NHS England announced they were reviewing non-emergency patient transport following the publication of a series of reports highlighting specific challenges with patient transport services.
One of these reports was work undertaken by Healthwatch England. In partnership with Age UK and Kidney Care UK, we have been working with the NHS to take action. In partnership with Age UK and Kidney Care this report highlights their collective evidence in their call for change.
Through this call for evidence we have looked at 4 years of patient experiences shared by you to bring together the main challenges that users of this service face in Richmond upon Thames.
- Eligibility criteria are not standardised between hospitals.
- Strict eligibility excludes people from the service. Non-eligibilty is particularly challenging for those on low income who don't have friends/family that are able to take them.
- Patients being refused transport is also a problem when returning home following discharge from Hospital.
Following a stay in hospital for pneumonia this person was discharged without transport home. They had no alternatives and had to travel a considerable way on public transport despite still being unwell
- Many people are unsure how to book the service and some are unaware of the service.
- Service users report confusion over who is responsible for booking the transport e.g. the service user, their GP or the hospital. The onus of booking often falls to the patient which can be a heavy responsibility
- The booking process can be convoluted and inconsistent. It is often difficult for the patient to navigate with patients not knowing how to find the right information and the information may not be up to date.
- Service users told us about the difficulty getting through on the phone to the patient transport provider.
- A patient who attends regular appointments at different hospitals reported the difference between providers caused frustration.
- Patients are negative about the long window (2 hours) they are given for pick up.
One patient reported that for a morning appointment they had to be up at 5 am to get ready for patient transport.

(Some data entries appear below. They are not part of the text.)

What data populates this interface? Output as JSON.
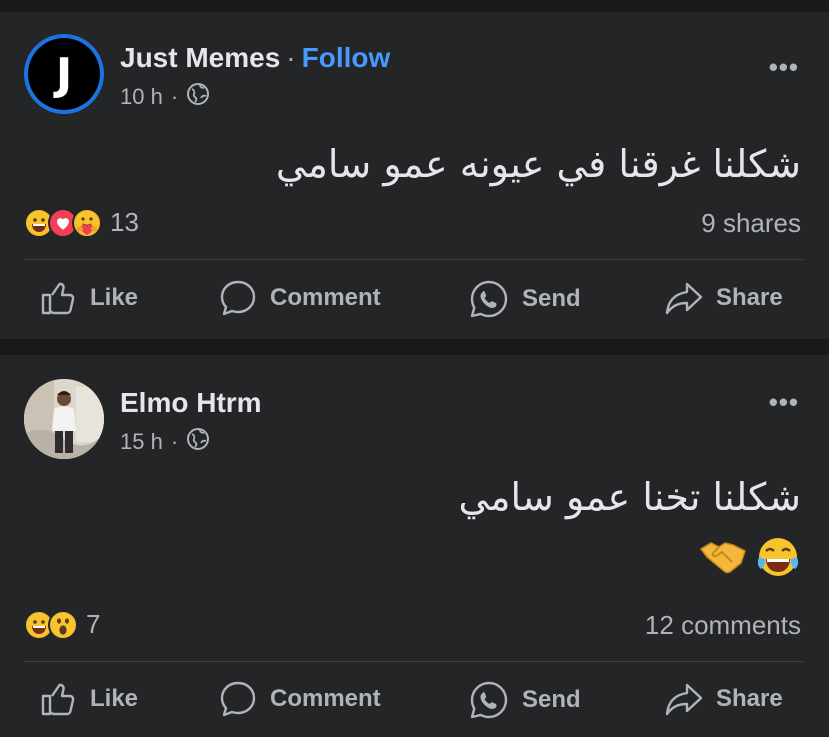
{
  "posts": [
    {
      "author": "Just Memes",
      "avatar_letter": "J",
      "follow_label": "Follow",
      "separator": "·",
      "time": "10 h",
      "meta_dot": "·",
      "more": "•••",
      "text_line1": "شكلنا غرقنا في عيونه عمو سامي",
      "reaction_count": "13",
      "reactions": [
        "grinning-face",
        "love-heart",
        "care-hug"
      ],
      "stat_right": "9 shares",
      "actions": {
        "like": "Like",
        "comment": "Comment",
        "send": "Send",
        "share": "Share"
      }
    },
    {
      "author": "Elmo Htrm",
      "time": "15 h",
      "meta_dot": "·",
      "more": "•••",
      "text_line1": "شكلنا تخنا عمو سامي",
      "text_emoji": [
        "tears-of-joy",
        "handshake"
      ],
      "reaction_count": "7",
      "reactions": [
        "grinning-face",
        "wow-face"
      ],
      "stat_right": "12 comments",
      "actions": {
        "like": "Like",
        "comment": "Comment",
        "send": "Send",
        "share": "Share"
      }
    }
  ],
  "colors": {
    "background": "#18191a",
    "card": "#242526",
    "primary_text": "#e4e6eb",
    "secondary_text": "#b0b3b8",
    "link_blue": "#4599ff",
    "avatar_ring": "#1b74e4",
    "divider": "#3e4042"
  }
}
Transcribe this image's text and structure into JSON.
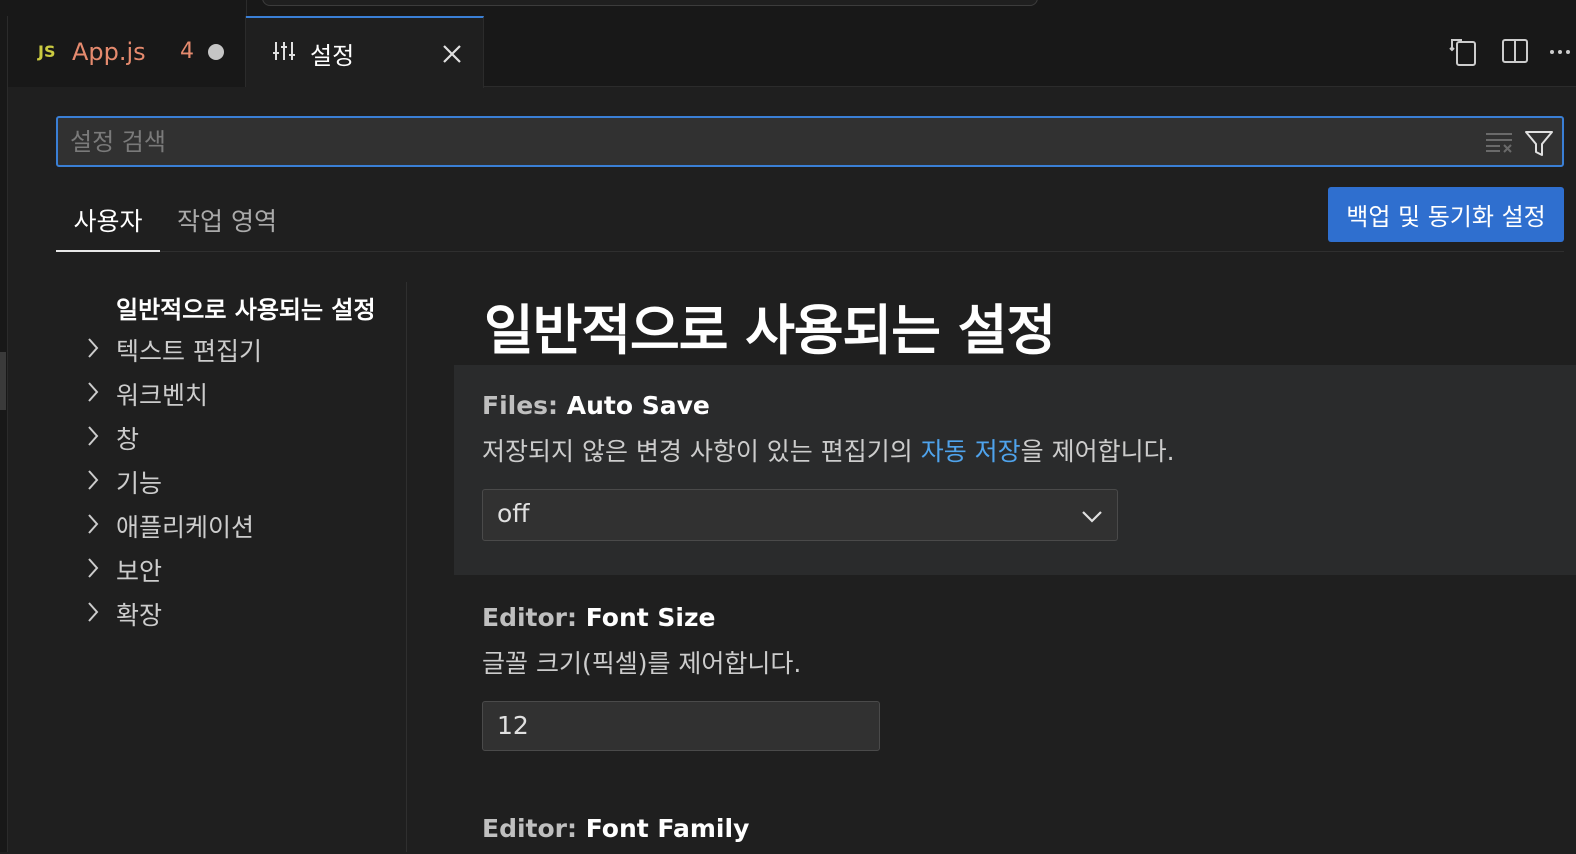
{
  "tabs": {
    "app": {
      "icon_text": "JS",
      "label": "App.js",
      "problem_count": "4"
    },
    "settings": {
      "label": "설정"
    }
  },
  "search": {
    "placeholder": "설정 검색"
  },
  "scope_tabs": {
    "user": "사용자",
    "workspace": "작업 영역"
  },
  "sync_button": {
    "label": "백업 및 동기화 설정"
  },
  "toc": {
    "items": [
      {
        "label": "일반적으로 사용되는 설정"
      },
      {
        "label": "텍스트 편집기"
      },
      {
        "label": "워크벤치"
      },
      {
        "label": "창"
      },
      {
        "label": "기능"
      },
      {
        "label": "애플리케이션"
      },
      {
        "label": "보안"
      },
      {
        "label": "확장"
      }
    ]
  },
  "main": {
    "section_title": "일반적으로 사용되는 설정",
    "settings": [
      {
        "category": "Files: ",
        "name": "Auto Save",
        "desc_prefix": "저장되지 않은 변경 사항이 있는 편집기의 ",
        "desc_link": "자동 저장",
        "desc_suffix": "을 제어합니다.",
        "value": "off"
      },
      {
        "category": "Editor: ",
        "name": "Font Size",
        "desc": "글꼴 크기(픽셀)를 제어합니다.",
        "value": "12"
      },
      {
        "category": "Editor: ",
        "name": "Font Family"
      }
    ]
  },
  "colors": {
    "accent": "#3a7fd5",
    "button": "#2f6fcf",
    "link": "#4fa3ec",
    "modified": "#e58a6e",
    "js_icon": "#cbcb41"
  }
}
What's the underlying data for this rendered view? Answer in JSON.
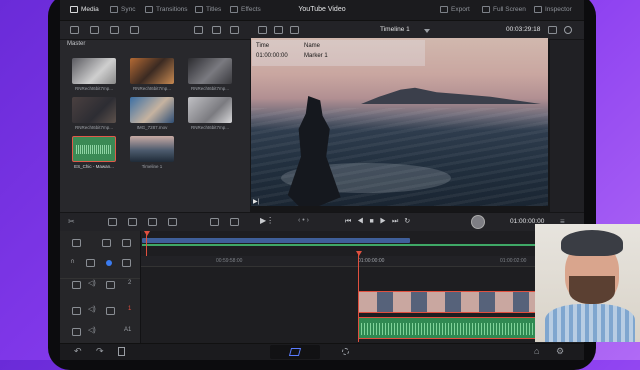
{
  "app": {
    "project_title": "YouTube Video",
    "tabs": [
      {
        "label": "Media",
        "active": true
      },
      {
        "label": "Sync",
        "active": false
      },
      {
        "label": "Transitions",
        "active": false
      },
      {
        "label": "Titles",
        "active": false
      },
      {
        "label": "Effects",
        "active": false
      }
    ],
    "right_actions": [
      {
        "label": "Export"
      },
      {
        "label": "Full Screen"
      },
      {
        "label": "Inspector"
      }
    ]
  },
  "viewer_bar": {
    "timeline_name": "Timeline 1",
    "timecode": "00:03:29:18"
  },
  "media_pool": {
    "title": "Master",
    "clips": [
      {
        "name": "RNRecht6bit7mp..."
      },
      {
        "name": "RNRecht6bit7mp..."
      },
      {
        "name": "RNRecht6bit7mp..."
      },
      {
        "name": "RNRecht6bit7mp..."
      },
      {
        "name": "IMG_7287.mov"
      },
      {
        "name": "RNRecht6bit7mp..."
      },
      {
        "name": "ES_Chic - Mawan..."
      },
      {
        "name": "Timeline 1"
      }
    ]
  },
  "marker": {
    "time_label": "Time",
    "time_value": "01:00:00:00",
    "name_label": "Name",
    "name_value": "Marker 1"
  },
  "transport": {
    "timecode": "01:00:00:00"
  },
  "timeline": {
    "ruler": [
      "00:59:58:00",
      "01:00:00:00",
      "01:00:02:00"
    ],
    "tracks": [
      {
        "label": "2"
      },
      {
        "label": "1"
      },
      {
        "label": "A1"
      }
    ]
  },
  "colors": {
    "accent_red": "#e0503f",
    "video_clip_blue": "#3f5f9a",
    "audio_green": "#3fa866",
    "background_purple": "#7b35e6"
  }
}
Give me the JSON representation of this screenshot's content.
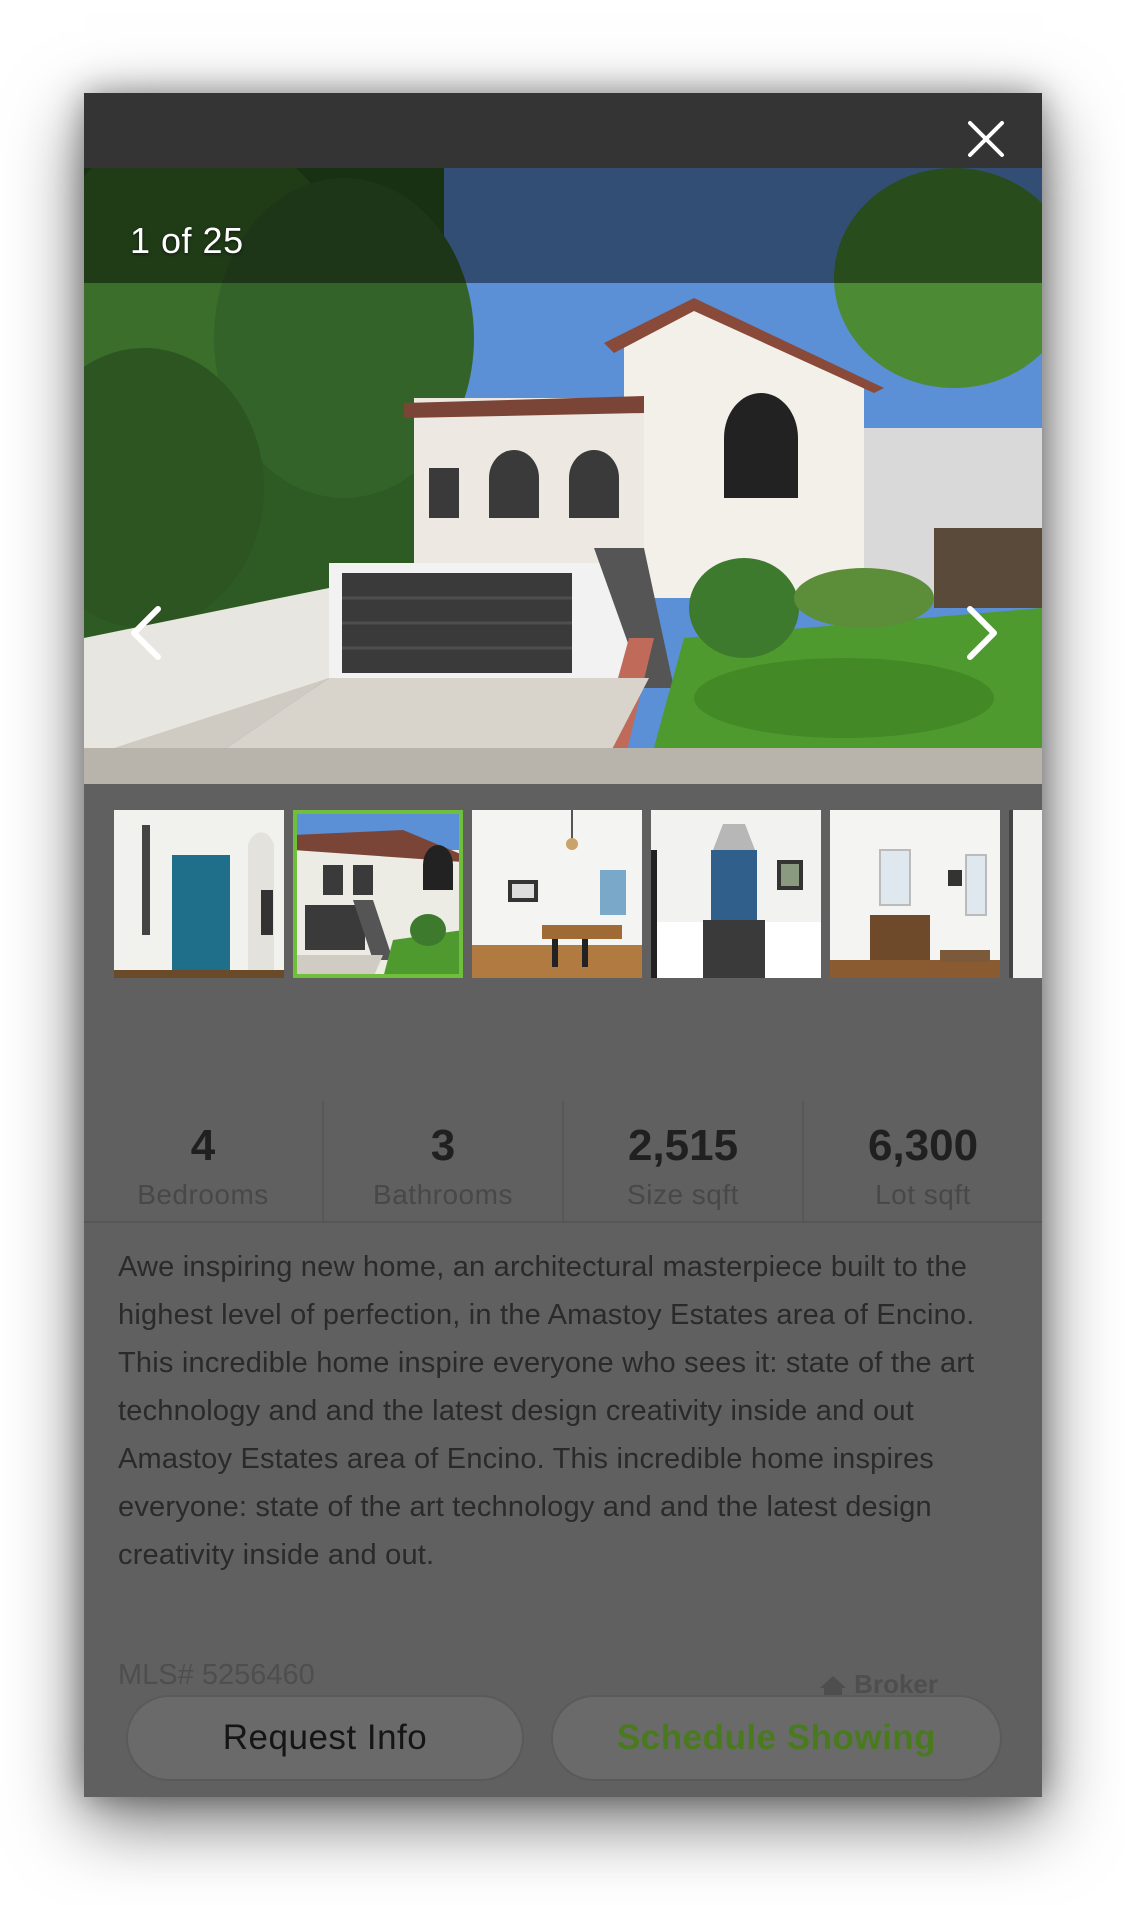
{
  "gallery": {
    "counter": "1 of 25",
    "close_label": "close",
    "prev_icon": "chevron-left-icon",
    "next_icon": "chevron-right-icon",
    "selected_thumb_color": "#6fbf3d"
  },
  "stats": [
    {
      "value": "4",
      "label": "Bedrooms"
    },
    {
      "value": "3",
      "label": "Bathrooms"
    },
    {
      "value": "2,515",
      "label": "Size sqft"
    },
    {
      "value": "6,300",
      "label": "Lot sqft"
    }
  ],
  "description": "Awe inspiring new home, an architectural masterpiece built to the highest level of perfection, in the Amastoy Estates area of Encino. This incredible home inspire everyone who sees it: state of the art technology and and the latest design creativity inside and out Amastoy Estates area of Encino. This incredible home inspires everyone: state of the art technology and and the latest design creativity inside and out.",
  "listing": {
    "mls": "MLS# 5256460",
    "broker_label": "Broker"
  },
  "actions": {
    "request_info": "Request Info",
    "schedule_showing": "Schedule Showing"
  },
  "colors": {
    "accent_green": "#4a7a1e"
  }
}
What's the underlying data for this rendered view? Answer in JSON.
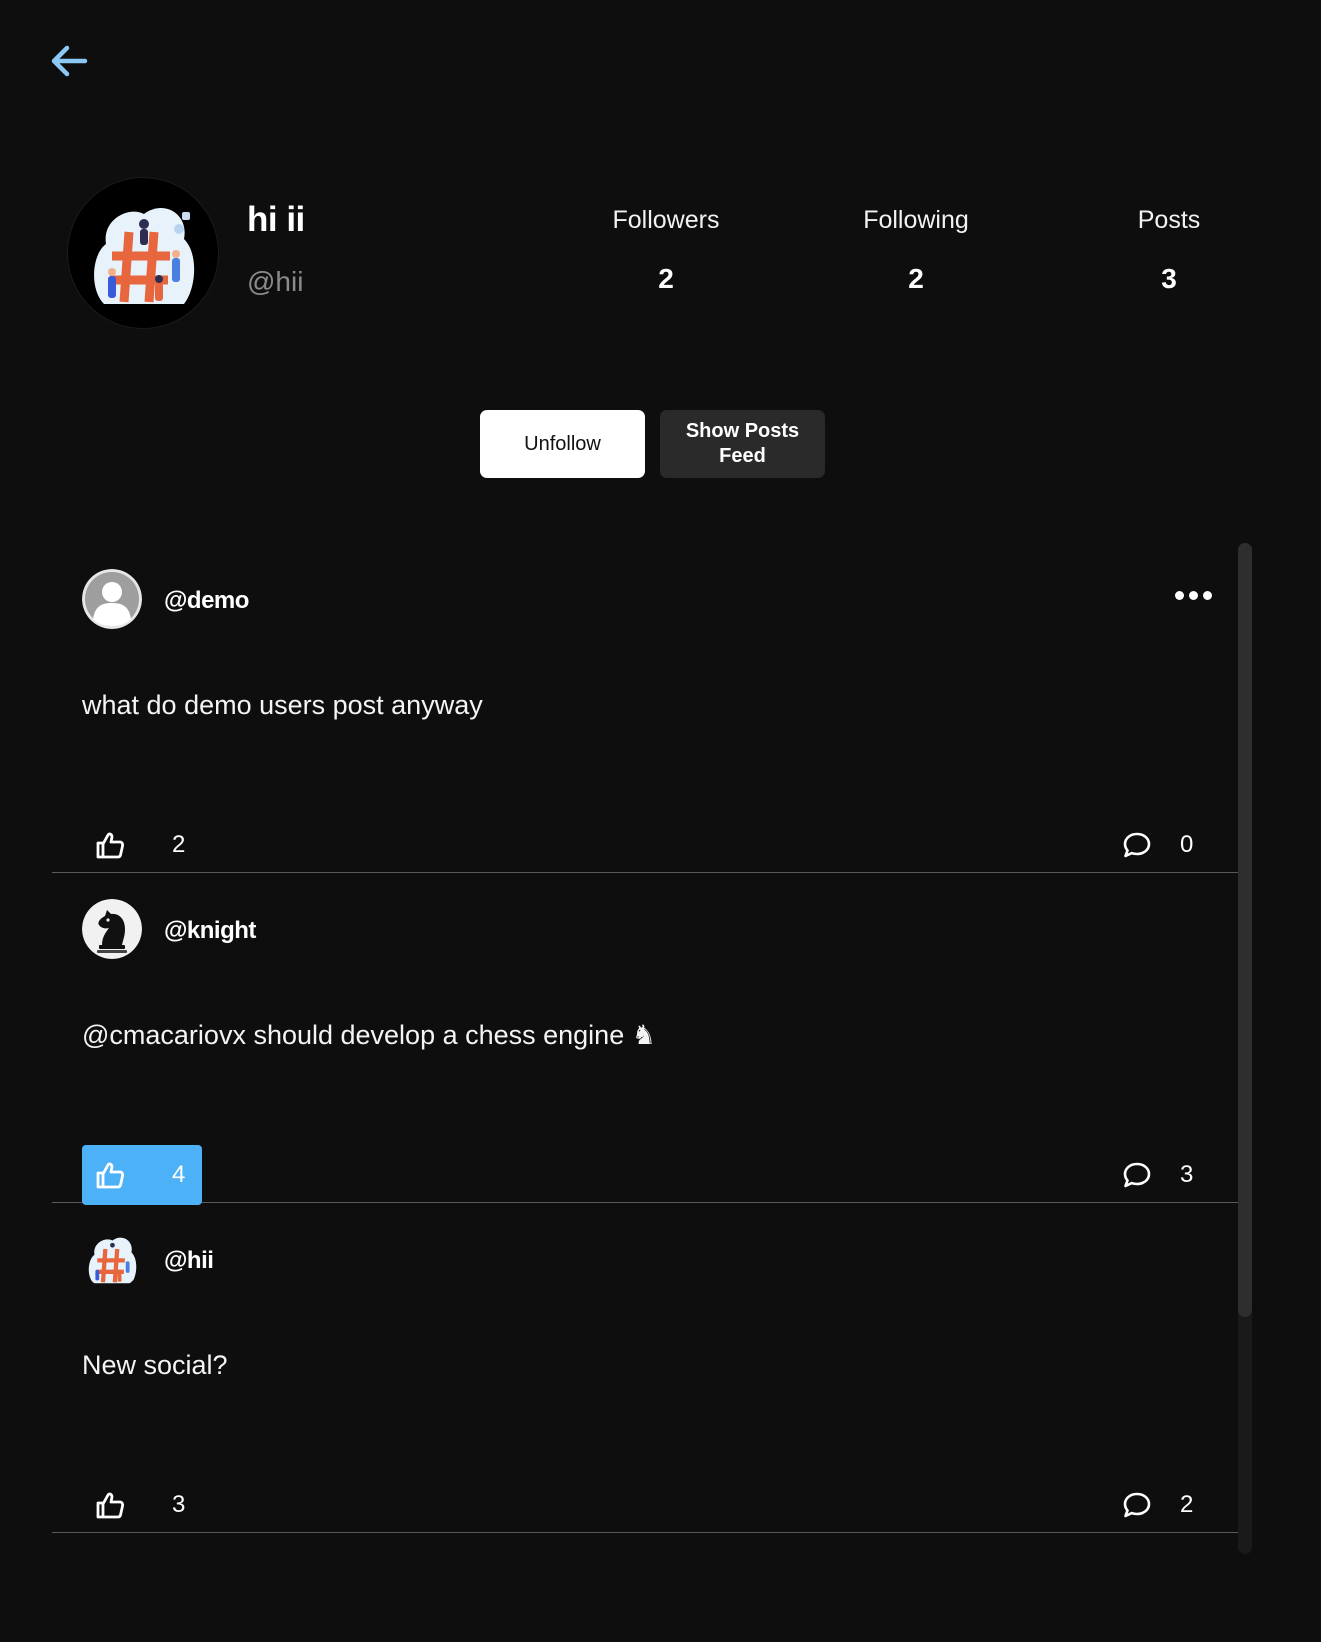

- Patient transport being delayed and not arriving in the agreed time window. This is inconvenient and can cause patients to be late or possibly miss their appointment. This also has an impact on the patient's nerves and anxiety.
- A consequence of missing the appointment is that patients can be moved to the bottom of the waiting list when rearranging the appointment or possibly discharged from the service.
- Delays or changes in the plan will also affect those involved in the care of this individual (e.g. carers, family, care home managers and sheltered housing scheme mangers etc.) to be kept .
The other challenge for patients is that booked patient transport can arrive and not be suitably adapted for that patient’s physical disabilities or mobility.
The transport arrived for a wheelchair user that could not accommodate a wheelchair and this patient was asked to transfer to a bed, this was a stressful and humiliating experience for this patient.
- It is important for a carer to be kept up to date with the plan for patient transport particularly when they aren’t able to travel with the patient.
- When a service failure happens patients have regularly told us about the difficulty they have in making a complaint. It is not clear how to complain to patients or who to complain to.
Suggestions on how to improve services
- Eligibility criteria and method of booking needs to be standardised to make this process smoother. This process should be clear and transparent and should involve patients/service users in re-evaluating criteria.
- The process for identifying patients who are eligible should be improved as patients aren’t armed with the information that is required.
- The booking system should be simplified and stratified. There needs to be improved information sharing with patients. Information could be provided on hospital appointment letters providing the contact number and useful information for the patient to know before booking.
- Transport providers need to be held to performance standards in regards to length of time to answer the booking phone.
- Patient transport providers should provide updates to patients when delays or rearrangements occur. Text updates or automated voice messages on the day of pick up would be useful, that would let the patient know when they are the next patient to be collected.
- Patient arriving by patient transport who are late should not be negatively impacted e.g. discharged from service or faced with long wait for next appointment.
- Clear criteria needs to be set for when carers should be allowed to travel with their ‘cared for’ person.